Positive selection analyses

We used the branch and branch-site models implemented in the Codeml program of PAML [23] for our positive selection analyses. For this, we constructed unrooted species trees following previous studies [2, 17, 59, 60, 64,65,66,67,68,69,70,71,72,73] and the Tree of Life Web Project (http://tolweb.org/tree/). We used a codon-based maximum-likelihood method to evaluate the ratio of non-synonymous to synonymous substitutions per site (dN/dS or ω), and used likelihood ratio tests (LRT) to determine statistical significance. A statistically significant value of ω > 1 suggests a positive selection. Specifically, for the branch model analyses, we used a two-rate branch model to detect possible positive selection signals along a particular branch. With the analyses, our focal branches were respectively labeled foreground branches, and others were used as background branches. The two-rate branch model was then compared with the one-rate branch model to determine statistical significance using LRT. If a statistically significant value of ω > 1 in a foreground branch was found, the two-ratio branch model was then compared with the two-ratio branch model with a constraint of ω = 1 in the foreground branch to further examine whether the ω > 1 of the foreground branch was supported with statistical significance. In addition to the branch model, we also used a branch-site model (Test 2) to detect positively selected sites along our focal branches (foreground branches). Test 2 compares a modified model A with its corresponding null model with ω = 1 constrained to determine the statistical significance using LRT. The empirical Bayes method was used to identify positively selected sites. For our result robustness, we further examined the dependency of our positive selection results on the initial value variations of kappa and omega. For this, we respectively used two different initial values of kappa (kappa = 0.5, 3.0) and of omega (ω = 0.5, 2.0) for our positive selection analyses, and in total, four independent runs were conducted for each of the PSGs found.

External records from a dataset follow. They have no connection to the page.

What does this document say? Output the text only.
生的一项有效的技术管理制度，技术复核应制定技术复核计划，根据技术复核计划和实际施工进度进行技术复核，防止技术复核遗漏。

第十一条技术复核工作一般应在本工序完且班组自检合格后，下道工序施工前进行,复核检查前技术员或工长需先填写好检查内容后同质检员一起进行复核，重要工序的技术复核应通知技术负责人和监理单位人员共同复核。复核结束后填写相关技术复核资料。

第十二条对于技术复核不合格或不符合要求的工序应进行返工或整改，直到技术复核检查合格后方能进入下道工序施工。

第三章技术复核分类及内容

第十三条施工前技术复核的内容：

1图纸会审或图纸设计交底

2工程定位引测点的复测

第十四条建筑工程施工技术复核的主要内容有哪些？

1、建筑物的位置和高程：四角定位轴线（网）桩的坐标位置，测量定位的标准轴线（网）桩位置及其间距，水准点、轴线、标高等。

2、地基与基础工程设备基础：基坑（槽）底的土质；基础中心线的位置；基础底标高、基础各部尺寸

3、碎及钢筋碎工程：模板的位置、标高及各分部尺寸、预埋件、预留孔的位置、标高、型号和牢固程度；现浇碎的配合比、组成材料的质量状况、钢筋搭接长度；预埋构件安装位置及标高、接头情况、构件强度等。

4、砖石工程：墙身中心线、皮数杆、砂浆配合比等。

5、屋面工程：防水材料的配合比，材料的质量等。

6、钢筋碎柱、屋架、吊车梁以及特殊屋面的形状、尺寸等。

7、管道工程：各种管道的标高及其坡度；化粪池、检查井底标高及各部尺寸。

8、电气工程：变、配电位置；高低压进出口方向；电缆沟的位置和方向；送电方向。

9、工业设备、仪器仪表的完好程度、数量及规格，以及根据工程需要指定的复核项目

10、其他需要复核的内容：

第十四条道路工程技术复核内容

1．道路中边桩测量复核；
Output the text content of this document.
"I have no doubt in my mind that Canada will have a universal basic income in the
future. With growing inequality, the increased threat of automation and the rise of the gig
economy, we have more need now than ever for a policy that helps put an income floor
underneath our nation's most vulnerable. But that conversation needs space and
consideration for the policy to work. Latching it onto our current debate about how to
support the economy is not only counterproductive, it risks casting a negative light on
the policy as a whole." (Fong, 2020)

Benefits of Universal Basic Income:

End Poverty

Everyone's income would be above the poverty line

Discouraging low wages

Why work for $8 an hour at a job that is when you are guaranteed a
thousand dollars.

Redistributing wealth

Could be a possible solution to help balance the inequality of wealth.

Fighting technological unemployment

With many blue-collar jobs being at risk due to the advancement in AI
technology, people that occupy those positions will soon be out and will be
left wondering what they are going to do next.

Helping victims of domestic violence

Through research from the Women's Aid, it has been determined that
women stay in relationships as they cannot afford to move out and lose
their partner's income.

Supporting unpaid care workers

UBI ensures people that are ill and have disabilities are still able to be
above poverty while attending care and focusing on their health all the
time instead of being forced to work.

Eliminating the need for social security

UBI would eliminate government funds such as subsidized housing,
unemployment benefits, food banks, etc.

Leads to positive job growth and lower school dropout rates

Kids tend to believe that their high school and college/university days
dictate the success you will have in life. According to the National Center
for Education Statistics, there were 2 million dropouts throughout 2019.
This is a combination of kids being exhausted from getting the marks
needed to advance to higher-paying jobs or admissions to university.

Selection intensity analyses

We evaluated the relative selection intensity changes of genes using RELAX [24], which is available from the Datamonkey webserver (http://test.datamonkey.org/relax). The relative selection intensity of genes was measured using a parameter k value. The k value and its statistical significance were evaluated given a priori partitioning of test branches and reference branches in a codon-based phylogenetic framework. K > 1 shows an intensified selection, and k < 1 shows a relaxed selection. Intensified selection is expected to exhibit ω categories away from neutrality (ω = 1), while relaxed selection is expected to exhibit ω categories converging to neutrality (ω = 1). Statistical significance was evaluated by comparing an alternative model to a null model using LRT. The alternative model assumes different ω distributions of the test and reference branches, while the null model assumes k = 1 and the same ω distribution of both test and reference branches.